Finnegan posits that although the Good Shepherd magdalen asylums had their roots in both the Victorian rescue movement and implementation of the Contagious Diseases Acts, their function changed over time. The Victorian notion of rescue dictated that women enter an asylum for a period of reform, but ultimately they would return to the "real world" as respectable citizens. But the Good Shepherds insisted on long-term committals, in some cases for life, which both defeated the purpose of reform and limited the number of women who could be rescued. Prostitutes were unwilling to submit themselves for extended periods of time, and by the end of the nineteenth century very few of the women who entered the Good Shepherd asylums were, in fact, prostitutes. Finnegan further posits that conditions in the asylums were so bad that prostitutes increasingly refused to enter them. As the admission of prostitutes decreased, the Sisters began to broaden their category of "fallen" women to include unmarried mothers, girls in danger of "falling", and girls in need of "protection". Finnegan also notes that many women were classified in the admission registers as "feeble-minded", suggesting that their prospects for self-sufficiency in the real world were limited.
The potential of Finnegan's subtitle, A Study of Magdalen Asylums in Ireland is never fully realized, for two main reasons. First, Finnegan is unapologetic in asserting the bias that underpins her work. She insists that women who were admitted to magdalen asylums in the nineteenth and twentieth centuries were victims of "indifference" and "injustice". Women probably were victims of injustice and indifference (although it is likely that they were victimized by their families and communities as much as they were victimized by the Good Shepherds). However, because Finnegan insists on portraying women only as victims, she rejects other possible interpretations of her source material. Furthermore, Finnegan reaches conclusions about women's experiences and motivations that are not entirely supported by the available evidence. For example, she concludes, solely on the basis of the scant information included in admission registers, that the majority of women admitted to the asylums were admitted against their will. This may, in fact, be true, but lacking personal accounts from the women themselves, we can never know definitively. But, in reaching these conclusions, Finnegan effectively strips women of their agency and reduces them to infants incapable of or unwilling to assert their power and individuality.
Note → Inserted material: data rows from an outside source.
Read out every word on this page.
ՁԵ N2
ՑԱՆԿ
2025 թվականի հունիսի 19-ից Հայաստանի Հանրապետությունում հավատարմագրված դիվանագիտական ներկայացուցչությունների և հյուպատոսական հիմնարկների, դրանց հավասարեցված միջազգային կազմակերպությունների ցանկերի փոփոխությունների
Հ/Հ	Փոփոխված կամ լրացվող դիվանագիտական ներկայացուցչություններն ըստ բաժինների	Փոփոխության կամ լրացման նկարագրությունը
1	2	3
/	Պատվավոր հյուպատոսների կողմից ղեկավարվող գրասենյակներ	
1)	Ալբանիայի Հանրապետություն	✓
A second problem is that Finnegan places the Good Shepherd Sisters at the center of the magdalen movement in Ireland, and she insists that the Good Shepherd asylums were representative of the magdalen system as a whole. But Finnegan ignores the fact that the Good Shepherds ran only four of the dozen or so magdalen asylums scattered throughout the country (there were at least five asylums in Dublin alone, none of which was run by the Good Shepherds). The Good Shepherds were not the only, or even the most active, agents in the magdalen movement in twentieth century Ireland, so to conclude that the founding mission and ethos of the Good Shepherd Sisters shaped and guided the movement in the nineteenth and twentieth centuries is not entirely convincing. Unfortunately, [End Page 269] because of Finnegan's narrow focus, and because she presents her bias at the very outset, her book at times reads like little more than a personal vendetta against the Good Shepherd Sisters.